The Washington DC Funk Parade is an annual music and art street festival held on U Street in Washington DC. It is a free, day-long event that aims to unite the community through the celebration of funk music, visual arts and the diverse cultural history of the U Street neighborhood. The event features various live musical performances, live art demonstrations, community workshops and food vendors. The Funk Parade, in which dancers, marching bands, beat-boxers and various other creative art forms, closes the festival in the afternoon.

==History==
The first Funk Parade was held on May 3, 2014. The co-founders of the event are Justin Rood and Chris Naoum, who brought together many city businesses, venues, art and community organizations to create the event. In 2014, DC government forced the parade to follow a narrow and crowded route down V Street NW, but the 2015 parade took place on the main fair of U Street.

According to founders Rood and Naoum, the parade is meant to bring together all different types of DC community members to celebrate the city's musical history and the historical importance of U Street. DC natives Marvin Gaye and Duke Ellington are commonly seen as some of the most significant musicians to transform the music culture of U Street, making it the heart of live music in DC.

==Events==
The 2014 Funk Parade attracted more than 25,000 people.

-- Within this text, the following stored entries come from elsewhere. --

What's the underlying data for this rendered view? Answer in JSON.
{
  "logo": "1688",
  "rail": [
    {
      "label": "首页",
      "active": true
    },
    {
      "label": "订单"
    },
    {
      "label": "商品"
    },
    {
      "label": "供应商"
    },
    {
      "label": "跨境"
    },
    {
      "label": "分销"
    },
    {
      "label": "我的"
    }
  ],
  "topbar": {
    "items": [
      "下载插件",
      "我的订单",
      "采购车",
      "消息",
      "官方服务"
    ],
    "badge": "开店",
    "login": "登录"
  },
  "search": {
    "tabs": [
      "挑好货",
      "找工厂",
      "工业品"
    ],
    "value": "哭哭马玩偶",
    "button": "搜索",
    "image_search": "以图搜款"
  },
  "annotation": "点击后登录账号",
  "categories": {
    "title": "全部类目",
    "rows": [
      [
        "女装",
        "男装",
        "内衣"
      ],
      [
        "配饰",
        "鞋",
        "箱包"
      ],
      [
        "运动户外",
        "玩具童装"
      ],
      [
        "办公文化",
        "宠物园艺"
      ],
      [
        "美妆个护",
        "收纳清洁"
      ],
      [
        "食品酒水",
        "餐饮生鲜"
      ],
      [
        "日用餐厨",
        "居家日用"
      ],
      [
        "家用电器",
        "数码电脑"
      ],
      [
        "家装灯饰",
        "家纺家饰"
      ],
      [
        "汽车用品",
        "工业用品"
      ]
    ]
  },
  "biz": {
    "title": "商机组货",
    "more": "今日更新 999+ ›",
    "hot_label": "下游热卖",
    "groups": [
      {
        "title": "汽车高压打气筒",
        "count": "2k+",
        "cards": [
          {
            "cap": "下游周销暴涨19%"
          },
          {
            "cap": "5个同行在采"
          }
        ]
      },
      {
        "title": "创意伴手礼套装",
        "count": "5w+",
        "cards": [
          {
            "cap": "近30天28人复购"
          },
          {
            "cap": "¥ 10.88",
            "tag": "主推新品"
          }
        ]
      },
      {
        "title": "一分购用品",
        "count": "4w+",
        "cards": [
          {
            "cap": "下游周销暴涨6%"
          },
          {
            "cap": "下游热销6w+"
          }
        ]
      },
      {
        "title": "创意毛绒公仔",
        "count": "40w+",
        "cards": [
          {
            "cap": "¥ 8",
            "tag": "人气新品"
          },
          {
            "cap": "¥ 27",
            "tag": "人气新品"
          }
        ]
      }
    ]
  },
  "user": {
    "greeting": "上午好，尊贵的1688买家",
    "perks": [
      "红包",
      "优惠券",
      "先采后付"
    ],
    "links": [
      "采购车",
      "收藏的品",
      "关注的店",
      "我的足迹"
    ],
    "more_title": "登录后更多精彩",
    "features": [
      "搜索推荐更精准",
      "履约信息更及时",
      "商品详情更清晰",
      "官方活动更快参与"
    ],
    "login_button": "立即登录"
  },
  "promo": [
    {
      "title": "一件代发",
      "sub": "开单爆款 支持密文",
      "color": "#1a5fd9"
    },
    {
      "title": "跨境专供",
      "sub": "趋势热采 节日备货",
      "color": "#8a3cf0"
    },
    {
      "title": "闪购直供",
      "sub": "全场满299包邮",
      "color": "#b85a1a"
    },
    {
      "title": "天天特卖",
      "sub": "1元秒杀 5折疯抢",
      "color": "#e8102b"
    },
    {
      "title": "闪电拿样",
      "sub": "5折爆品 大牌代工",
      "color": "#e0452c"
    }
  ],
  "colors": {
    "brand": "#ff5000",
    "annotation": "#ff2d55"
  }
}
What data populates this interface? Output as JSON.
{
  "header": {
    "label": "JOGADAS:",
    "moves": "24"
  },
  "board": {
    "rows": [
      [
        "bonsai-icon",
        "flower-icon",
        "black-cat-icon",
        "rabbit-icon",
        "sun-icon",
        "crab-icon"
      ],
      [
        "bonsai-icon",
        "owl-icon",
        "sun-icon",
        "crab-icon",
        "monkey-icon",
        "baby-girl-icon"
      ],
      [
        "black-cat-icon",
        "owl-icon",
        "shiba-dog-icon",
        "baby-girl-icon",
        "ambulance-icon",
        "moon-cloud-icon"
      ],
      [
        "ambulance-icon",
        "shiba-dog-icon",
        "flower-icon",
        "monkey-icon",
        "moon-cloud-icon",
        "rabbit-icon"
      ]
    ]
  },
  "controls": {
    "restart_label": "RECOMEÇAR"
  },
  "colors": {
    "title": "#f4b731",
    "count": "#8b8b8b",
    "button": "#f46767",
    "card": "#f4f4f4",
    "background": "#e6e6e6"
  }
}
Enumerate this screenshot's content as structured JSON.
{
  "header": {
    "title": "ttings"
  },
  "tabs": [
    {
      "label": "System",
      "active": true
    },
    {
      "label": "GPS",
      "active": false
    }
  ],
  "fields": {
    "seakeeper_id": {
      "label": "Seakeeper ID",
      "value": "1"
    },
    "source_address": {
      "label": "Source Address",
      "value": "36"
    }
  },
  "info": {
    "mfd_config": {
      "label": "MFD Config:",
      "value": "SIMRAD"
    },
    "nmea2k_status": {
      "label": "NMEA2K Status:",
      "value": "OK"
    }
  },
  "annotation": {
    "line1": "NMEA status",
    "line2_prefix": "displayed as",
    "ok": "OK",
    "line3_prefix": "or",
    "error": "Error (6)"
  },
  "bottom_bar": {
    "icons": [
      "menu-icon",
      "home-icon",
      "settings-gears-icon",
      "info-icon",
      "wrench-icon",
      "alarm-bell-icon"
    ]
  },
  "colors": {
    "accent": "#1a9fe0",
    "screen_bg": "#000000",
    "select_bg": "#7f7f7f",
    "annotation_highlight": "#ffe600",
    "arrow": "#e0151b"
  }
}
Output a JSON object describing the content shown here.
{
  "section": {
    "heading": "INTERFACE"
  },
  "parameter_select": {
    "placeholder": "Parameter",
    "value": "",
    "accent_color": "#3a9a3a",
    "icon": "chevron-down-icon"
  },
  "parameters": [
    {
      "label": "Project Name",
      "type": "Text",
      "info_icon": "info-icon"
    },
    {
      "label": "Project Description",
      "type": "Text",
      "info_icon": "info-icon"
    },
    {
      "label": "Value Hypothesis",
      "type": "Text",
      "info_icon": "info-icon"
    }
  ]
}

The 2015 Funk Parade began at the beginning of 14th and U Streets all the way to the Howard Theatre at 7th Street and Florida Avenue. The event started off with the Day Fair, showcasing over 50 performing groups and food vendors from 12pm to 5pm. The parade began at 5pm outside the Howard Theatre and showcased local student marching bands including the Duke Ellington Radical Elite Show Band and Batala D.C. The parade ended at the Lincoln Theatre at 7pm, and was followed by more music performances at venues along U Street. The afterparty, beginning at 10pm, featured music groups Trouble Funk, Lee Fields and DJ Nitekrawler.

The 2017 4th Annual Funk Parade was Hosted by David "The Oh!" Oliver and Co-host Tia Cherie Polite. She also hosted The Costume Lounge along with Wendell Smith Sr.

The 2022 Funk Parade was the first in-person festival since the COVID-19 pandemic.